Metro Council members worked to hash out language for a new ordinance right up to the start of their meeting Wednesday but ultimately decided to work another two weeks to try to get it right.

Ordinance sponsor Donna Collins-Lewis remarked she's probably gone through nine drafts, but the goal is to protect tenants who complain that their homes are not up to code. Collins-Lewis wants to protect whistleblowers from retaliation such as eviction or having their rents jacked up.

Many people living in substandard housing are elderly and can't afford to pick up and move if they lose their current housing, even if it's "a dump," Collins-Lewis said.

The gold standard would be to subject rental properties to regular inspections like restaurants, said Cashauna Hill, executive director of the Greater New Orleans Fair Housing Action Center, which also covers Baton Rouge.

The Collins-Lewis proposal actually sets a much lower bar, she said.

The city-parish is "radically out of step" with much of the country that assured protections for renters back in the 1960s and 1970s, said Maxwell Ciardullo, the Center's director of policy and communications.

Advocates packed the Metro Council chambers to back the renter protection proposal. Several spoke, and at least 53 others signed their silent support.

Property owners and real estate professionals supported protection for renters but worried about unintended consequences.

One version of the ordinance would flip the legal system, requiring landlords to prove a problem didn't exist — a difficult position, said Herb Gomez of the Greater Baton Rouge Association of Realtors. That was the organization's biggest concern with the ordinance, but he said the group would work with the city-parish on language.

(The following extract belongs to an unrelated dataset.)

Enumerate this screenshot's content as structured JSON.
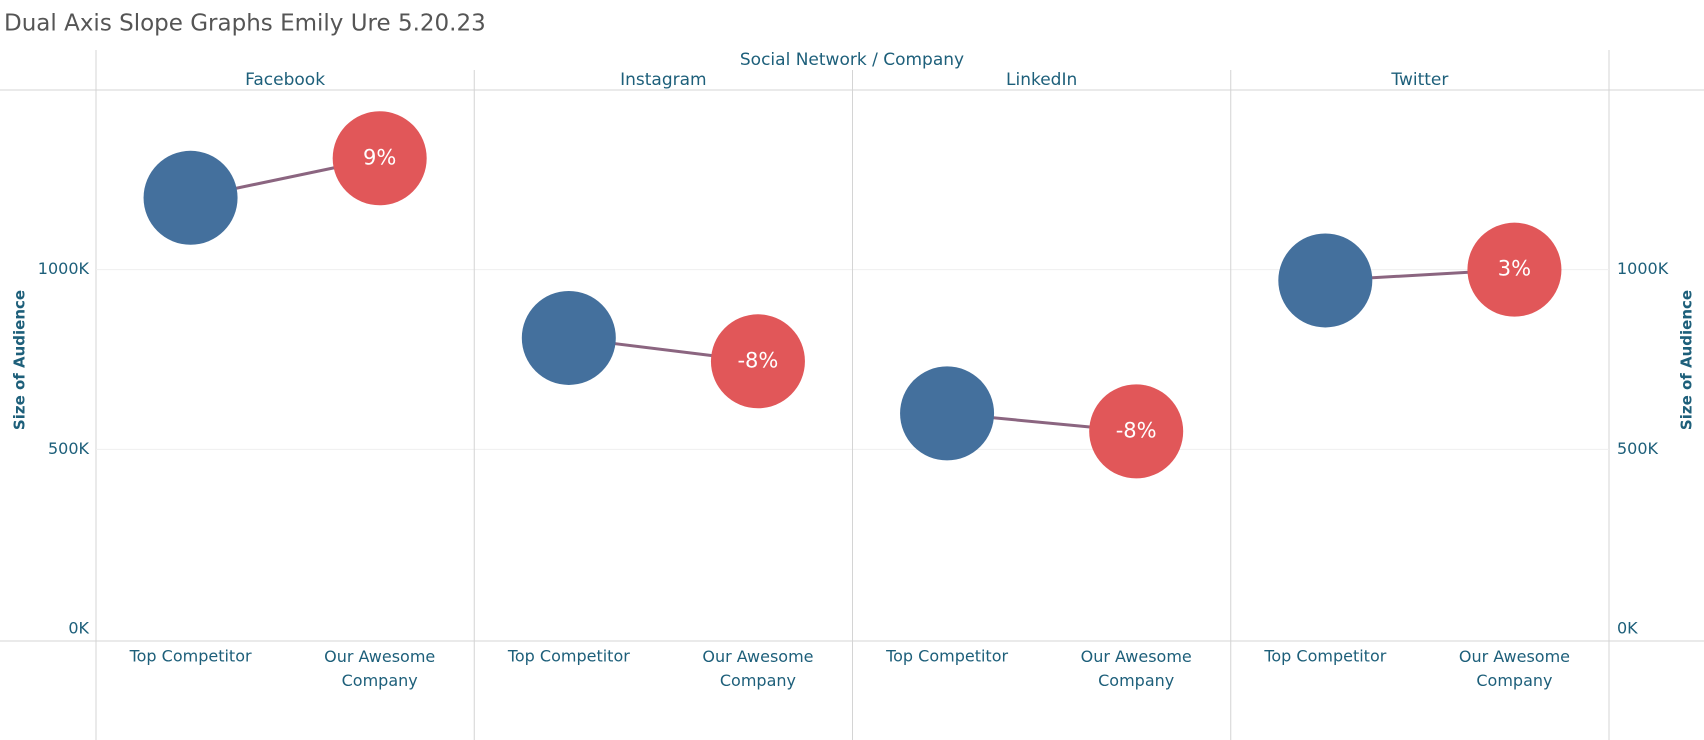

Attorney Steve Myers said the proposal could create a loophole allowing renters to abuse allegations of code violation to freeze rent indefinitely when it would normally increase. And how will the city-parish grandfather older buildings that met old code but may not meet the current requirements, he wondered.

Property manager Michelle Rabalais said she sometimes has to evict people. She recalled telling a tenant to remove a Christmas tree still outside in May — and her resident physically attacked her.

Ciardullo said the people advocating for renter protection aren't worried about the properties managed by folks who came out to Wednesday's council meeting.

"This is an anti-slumlord ordinance," he said.

Landlords will still be able to evict people who damage property and don't pay their rent. The new changes would prevent evictions of people just for reporting legitimate health and safety concerns, Cairdullo said.

Renters and attorneys spoke of children falling in open holes, the presence of unsanitary pipes and elderly people being forced to sleep on a couch with the oven open in winter because their heat didn't work.

"Renters are afraid to tell their story for fear of retaliation," said Laquitta Bowers of the Foundation for Louisiana.

Councilwoman Barbara Freiberg was among those who kept tweaking the ordinance into Wednesday afternoon. She vowed to keep working but said she could not in good faith vote for a proposal she received the day of a meeting, much less for one she received less than an hour before the item was considered.

Freiberg successfully moved for a two-week deferral to continue work. Councilman Trae Welch said it may take even longer to craft the right ordinance to allow renters to feel safe voicing their concerns.